Rental apartment supply grew in most large markets Oct’22-Oct’23 infographic

Although rents also increased across markets, the cost difference between renting and owning made renting even more attractive. In the clearest example, the average two-bedroom condo in Vancouver cost $2,212.74 more per month to own than to rent last year, owing in part to mortgage increases. Of course, in Edmonton, Canada’s most affordable major condo market in Q2 2023, the gap narrows dramatically. There, condo ownership costs amounted to 13.8% of household income, providing a relatively accessible alternative to renting. Nonetheless, rental vacancy rates nearly halved in 2023, underscoring potential buyers’ main hurdle: amassing a down payment in a rising price environment. It is safe to say that lower home affordability contributed to this second consecutive year of turnover declines in 2023. 
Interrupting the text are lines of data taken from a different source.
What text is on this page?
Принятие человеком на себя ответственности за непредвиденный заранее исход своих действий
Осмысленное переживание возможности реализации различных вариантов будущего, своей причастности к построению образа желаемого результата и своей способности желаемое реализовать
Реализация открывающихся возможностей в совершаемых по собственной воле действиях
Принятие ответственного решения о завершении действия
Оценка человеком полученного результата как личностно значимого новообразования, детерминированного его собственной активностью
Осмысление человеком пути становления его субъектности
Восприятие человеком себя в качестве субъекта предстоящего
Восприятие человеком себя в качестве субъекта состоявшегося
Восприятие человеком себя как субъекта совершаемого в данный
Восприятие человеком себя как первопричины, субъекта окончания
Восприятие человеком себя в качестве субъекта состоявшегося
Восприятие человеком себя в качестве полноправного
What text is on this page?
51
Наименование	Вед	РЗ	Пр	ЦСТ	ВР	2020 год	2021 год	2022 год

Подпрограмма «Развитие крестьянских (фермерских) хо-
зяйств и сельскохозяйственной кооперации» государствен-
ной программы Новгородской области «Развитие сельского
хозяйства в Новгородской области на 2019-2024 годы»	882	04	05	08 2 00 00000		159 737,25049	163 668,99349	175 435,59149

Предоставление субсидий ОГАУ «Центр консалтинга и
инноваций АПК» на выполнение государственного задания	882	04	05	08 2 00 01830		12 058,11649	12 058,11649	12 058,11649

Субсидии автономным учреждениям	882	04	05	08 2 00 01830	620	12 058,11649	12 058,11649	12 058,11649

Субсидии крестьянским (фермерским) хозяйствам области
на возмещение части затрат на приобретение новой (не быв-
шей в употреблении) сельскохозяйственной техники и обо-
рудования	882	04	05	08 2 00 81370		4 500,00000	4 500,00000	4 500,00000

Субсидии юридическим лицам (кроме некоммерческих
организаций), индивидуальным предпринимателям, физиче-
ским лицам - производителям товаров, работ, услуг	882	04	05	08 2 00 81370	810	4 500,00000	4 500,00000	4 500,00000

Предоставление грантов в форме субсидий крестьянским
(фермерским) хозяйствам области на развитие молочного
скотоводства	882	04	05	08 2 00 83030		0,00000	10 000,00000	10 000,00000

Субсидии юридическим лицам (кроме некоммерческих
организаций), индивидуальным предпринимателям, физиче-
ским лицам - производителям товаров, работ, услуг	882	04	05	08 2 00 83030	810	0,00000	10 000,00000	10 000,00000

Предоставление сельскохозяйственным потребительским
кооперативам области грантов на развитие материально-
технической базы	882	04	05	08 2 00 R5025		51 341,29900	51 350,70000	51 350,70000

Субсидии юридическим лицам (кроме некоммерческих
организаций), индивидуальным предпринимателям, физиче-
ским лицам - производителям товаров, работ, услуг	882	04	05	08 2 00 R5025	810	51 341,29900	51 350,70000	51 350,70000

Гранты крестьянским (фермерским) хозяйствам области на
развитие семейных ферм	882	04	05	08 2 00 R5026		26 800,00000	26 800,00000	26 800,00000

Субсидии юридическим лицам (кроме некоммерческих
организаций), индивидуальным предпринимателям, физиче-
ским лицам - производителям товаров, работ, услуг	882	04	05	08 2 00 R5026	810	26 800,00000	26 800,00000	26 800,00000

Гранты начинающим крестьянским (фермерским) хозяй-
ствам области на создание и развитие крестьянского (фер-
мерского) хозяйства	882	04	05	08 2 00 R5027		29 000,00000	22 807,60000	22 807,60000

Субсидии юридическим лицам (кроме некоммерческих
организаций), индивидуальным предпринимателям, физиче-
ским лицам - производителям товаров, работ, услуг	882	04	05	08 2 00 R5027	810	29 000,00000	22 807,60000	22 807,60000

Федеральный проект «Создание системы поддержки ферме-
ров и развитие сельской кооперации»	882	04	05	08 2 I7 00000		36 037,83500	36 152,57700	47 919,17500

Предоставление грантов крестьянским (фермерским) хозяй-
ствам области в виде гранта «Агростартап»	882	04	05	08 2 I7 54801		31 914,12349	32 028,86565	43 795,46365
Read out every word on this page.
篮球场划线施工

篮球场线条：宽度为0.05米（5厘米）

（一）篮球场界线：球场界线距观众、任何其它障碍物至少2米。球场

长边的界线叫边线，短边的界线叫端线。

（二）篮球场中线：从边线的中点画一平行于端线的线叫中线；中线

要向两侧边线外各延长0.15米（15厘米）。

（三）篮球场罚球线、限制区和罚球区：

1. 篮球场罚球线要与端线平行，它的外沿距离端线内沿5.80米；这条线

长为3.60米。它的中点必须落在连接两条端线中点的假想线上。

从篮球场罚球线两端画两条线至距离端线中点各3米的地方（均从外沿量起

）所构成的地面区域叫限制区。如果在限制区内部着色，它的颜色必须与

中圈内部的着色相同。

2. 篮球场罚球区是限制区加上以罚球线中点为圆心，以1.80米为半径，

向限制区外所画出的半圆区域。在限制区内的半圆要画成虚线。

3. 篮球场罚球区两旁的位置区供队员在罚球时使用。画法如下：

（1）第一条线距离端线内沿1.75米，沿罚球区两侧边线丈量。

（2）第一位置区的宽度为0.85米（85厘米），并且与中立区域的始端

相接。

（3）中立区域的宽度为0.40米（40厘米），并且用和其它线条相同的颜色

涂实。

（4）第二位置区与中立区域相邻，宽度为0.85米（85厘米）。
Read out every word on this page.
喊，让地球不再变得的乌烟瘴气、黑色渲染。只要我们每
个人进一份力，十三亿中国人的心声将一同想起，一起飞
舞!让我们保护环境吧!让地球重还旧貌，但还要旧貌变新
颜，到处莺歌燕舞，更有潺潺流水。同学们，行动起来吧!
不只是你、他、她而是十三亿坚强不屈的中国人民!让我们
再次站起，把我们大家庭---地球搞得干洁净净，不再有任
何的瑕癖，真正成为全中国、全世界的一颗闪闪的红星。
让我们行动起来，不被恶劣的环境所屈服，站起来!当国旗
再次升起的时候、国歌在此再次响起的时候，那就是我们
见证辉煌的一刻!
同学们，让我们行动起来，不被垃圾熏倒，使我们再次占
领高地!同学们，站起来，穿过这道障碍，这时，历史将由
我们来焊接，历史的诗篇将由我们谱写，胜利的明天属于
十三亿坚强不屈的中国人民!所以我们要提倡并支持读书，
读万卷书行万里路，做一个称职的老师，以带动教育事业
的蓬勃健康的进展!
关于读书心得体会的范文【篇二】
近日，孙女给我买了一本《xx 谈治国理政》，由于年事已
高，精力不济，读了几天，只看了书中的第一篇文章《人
Look out for a growing group of new and young renters 

CMHC’s report identified the accelerated growth of potential renters aged 24 and under in 2023. Where this generation of future tenants goes, new rental demand is likely to follow. Creation of new supply in areas where this group chooses to put down roots can prove advantageous in the years to come. Likewise, property owners and developers will have to consider catering to this demographic’s lifestyle expectations. 

This demographic saw higher growth than other age groups in most provinces. In many regions, this population shift was attributed to employment gains which encouraged the formation of new households. For example, Alberta’s young renter growth was more than twice the national average as Edmonton and Calgary observed stable youth employment. Where employment gains were significant, including Toronto (+5.6%), Montreal (+2.7%), and London (+8%), young renters played a role supporting demand.  

2024 provides solid opportunities for purpose-built rentals 

Immigration, home unaffordability, and unmet rental demand are expected to continue to drive the performance of purpose-built rentals into 2024. As the markets respond to widely expected interest-rate cuts, the year ahead may well represent continued growth for investors as well as value for residents.